Novel by Helen Fielding

Cause Celeb is the debut novel of Helen Fielding, later known for her creation of the character Bridget Jones. The novel is about a few years in the life of Rosie Richardson, who decides to go to Africa after she breaks up with her boyfriend, Oliver Marchant, a TV presenter. But after four years working in Nambula, a fictional country in Northern Africa, there is a famine coming and Rosie turns back to Oliver and his famous friends to get the food they desperately need.

==Plot summary==

Rosie Richardson works in marketing at a publisher, when she starts dating Oliver Merchant, and falls in love with him. Oliver is the host of the TV show called SoftFocus where they tackle mostly cultural and political topics. Their relationship is formed by his erratic behaviour, like one day telling her he loves her and then not calling for days.
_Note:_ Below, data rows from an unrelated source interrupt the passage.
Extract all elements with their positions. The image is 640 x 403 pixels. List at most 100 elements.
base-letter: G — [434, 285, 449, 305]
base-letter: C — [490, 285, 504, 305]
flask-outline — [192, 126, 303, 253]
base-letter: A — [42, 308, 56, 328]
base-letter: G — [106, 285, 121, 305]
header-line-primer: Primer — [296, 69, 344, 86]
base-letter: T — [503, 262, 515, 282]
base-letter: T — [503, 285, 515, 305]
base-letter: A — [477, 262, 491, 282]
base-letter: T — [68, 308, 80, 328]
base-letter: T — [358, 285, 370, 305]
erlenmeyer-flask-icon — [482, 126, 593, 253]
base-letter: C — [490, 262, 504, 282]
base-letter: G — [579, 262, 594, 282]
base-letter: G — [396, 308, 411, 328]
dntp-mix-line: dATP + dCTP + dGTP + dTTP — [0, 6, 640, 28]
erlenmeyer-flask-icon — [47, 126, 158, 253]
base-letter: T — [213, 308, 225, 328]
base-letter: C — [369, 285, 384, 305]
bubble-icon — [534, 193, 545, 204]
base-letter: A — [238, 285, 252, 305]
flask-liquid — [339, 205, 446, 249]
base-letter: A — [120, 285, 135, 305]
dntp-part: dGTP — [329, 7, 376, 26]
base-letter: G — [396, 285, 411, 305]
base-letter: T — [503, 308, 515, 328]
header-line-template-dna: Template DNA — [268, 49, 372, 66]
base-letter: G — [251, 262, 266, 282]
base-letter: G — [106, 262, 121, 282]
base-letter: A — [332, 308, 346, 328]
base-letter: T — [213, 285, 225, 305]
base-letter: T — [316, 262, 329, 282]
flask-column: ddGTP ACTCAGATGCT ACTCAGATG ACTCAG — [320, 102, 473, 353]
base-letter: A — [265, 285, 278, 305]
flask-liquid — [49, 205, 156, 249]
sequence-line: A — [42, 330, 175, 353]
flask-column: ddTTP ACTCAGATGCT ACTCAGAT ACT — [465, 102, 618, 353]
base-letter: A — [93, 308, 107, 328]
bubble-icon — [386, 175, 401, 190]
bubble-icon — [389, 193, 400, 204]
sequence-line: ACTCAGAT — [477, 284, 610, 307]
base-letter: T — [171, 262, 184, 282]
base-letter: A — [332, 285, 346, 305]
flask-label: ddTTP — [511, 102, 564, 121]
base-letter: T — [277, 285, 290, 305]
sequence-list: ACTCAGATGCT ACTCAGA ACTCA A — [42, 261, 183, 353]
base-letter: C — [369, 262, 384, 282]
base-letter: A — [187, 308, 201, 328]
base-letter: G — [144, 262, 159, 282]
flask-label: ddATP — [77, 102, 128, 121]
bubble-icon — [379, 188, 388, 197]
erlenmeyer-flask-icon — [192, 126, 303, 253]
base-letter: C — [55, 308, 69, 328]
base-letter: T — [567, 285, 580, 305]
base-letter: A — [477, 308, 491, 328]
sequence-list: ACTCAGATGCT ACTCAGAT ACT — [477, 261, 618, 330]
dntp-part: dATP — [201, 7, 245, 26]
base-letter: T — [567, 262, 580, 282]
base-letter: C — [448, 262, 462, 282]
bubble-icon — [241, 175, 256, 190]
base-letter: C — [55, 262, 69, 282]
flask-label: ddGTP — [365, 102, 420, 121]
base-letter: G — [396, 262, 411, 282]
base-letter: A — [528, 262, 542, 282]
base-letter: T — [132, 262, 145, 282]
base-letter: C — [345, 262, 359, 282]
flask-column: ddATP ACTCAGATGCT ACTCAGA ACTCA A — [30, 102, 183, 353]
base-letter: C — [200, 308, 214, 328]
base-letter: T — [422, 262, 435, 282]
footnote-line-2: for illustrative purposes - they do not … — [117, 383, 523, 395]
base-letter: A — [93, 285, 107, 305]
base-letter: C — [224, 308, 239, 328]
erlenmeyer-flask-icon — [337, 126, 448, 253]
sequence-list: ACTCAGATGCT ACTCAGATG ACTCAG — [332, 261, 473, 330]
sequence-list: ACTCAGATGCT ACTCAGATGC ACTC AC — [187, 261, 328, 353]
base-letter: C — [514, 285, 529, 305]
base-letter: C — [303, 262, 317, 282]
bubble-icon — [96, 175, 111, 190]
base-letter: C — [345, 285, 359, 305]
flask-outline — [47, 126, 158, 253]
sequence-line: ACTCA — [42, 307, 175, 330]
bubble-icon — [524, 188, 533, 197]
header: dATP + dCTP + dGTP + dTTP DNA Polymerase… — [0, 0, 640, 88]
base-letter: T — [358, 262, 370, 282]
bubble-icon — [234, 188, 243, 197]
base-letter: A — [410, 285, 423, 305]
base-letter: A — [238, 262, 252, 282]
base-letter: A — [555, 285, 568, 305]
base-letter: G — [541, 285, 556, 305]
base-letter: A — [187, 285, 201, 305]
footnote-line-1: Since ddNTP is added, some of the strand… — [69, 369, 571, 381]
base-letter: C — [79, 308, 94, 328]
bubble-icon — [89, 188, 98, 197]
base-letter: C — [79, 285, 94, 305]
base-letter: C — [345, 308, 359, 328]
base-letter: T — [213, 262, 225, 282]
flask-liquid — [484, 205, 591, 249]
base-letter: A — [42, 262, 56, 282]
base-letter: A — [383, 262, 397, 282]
When Rosie has to go to Nambula on a business trip, the poverty and general environment shock her into the realisation that she wants to spend her life doing something meaningful. So she breaks up with Oliver and leaves to go to Nambula and work at a refugee camp, organised by Sustain.

Four years later, she is running the camp and feels attracted to a new doctor, Robert O'Rourke. Unfortunately, rumours about a locust invasion spread and about the shipping of food that will be late.

So Rosie decides that she has to take matters into her own hands. She flies back to England and gets in touch with Oliver and his circle of famous friends to raise funds. After some convincing, the stars and Rosie fly to Nambula for a one-hour fundraising show.
In the meantime, Oliver attempts reuniting with Rosie, who refuses him.

After they handle some catastrophes, the show airs and is a full success. Food is delivered, the stars fly back and Rosie gets together with O'Rourke.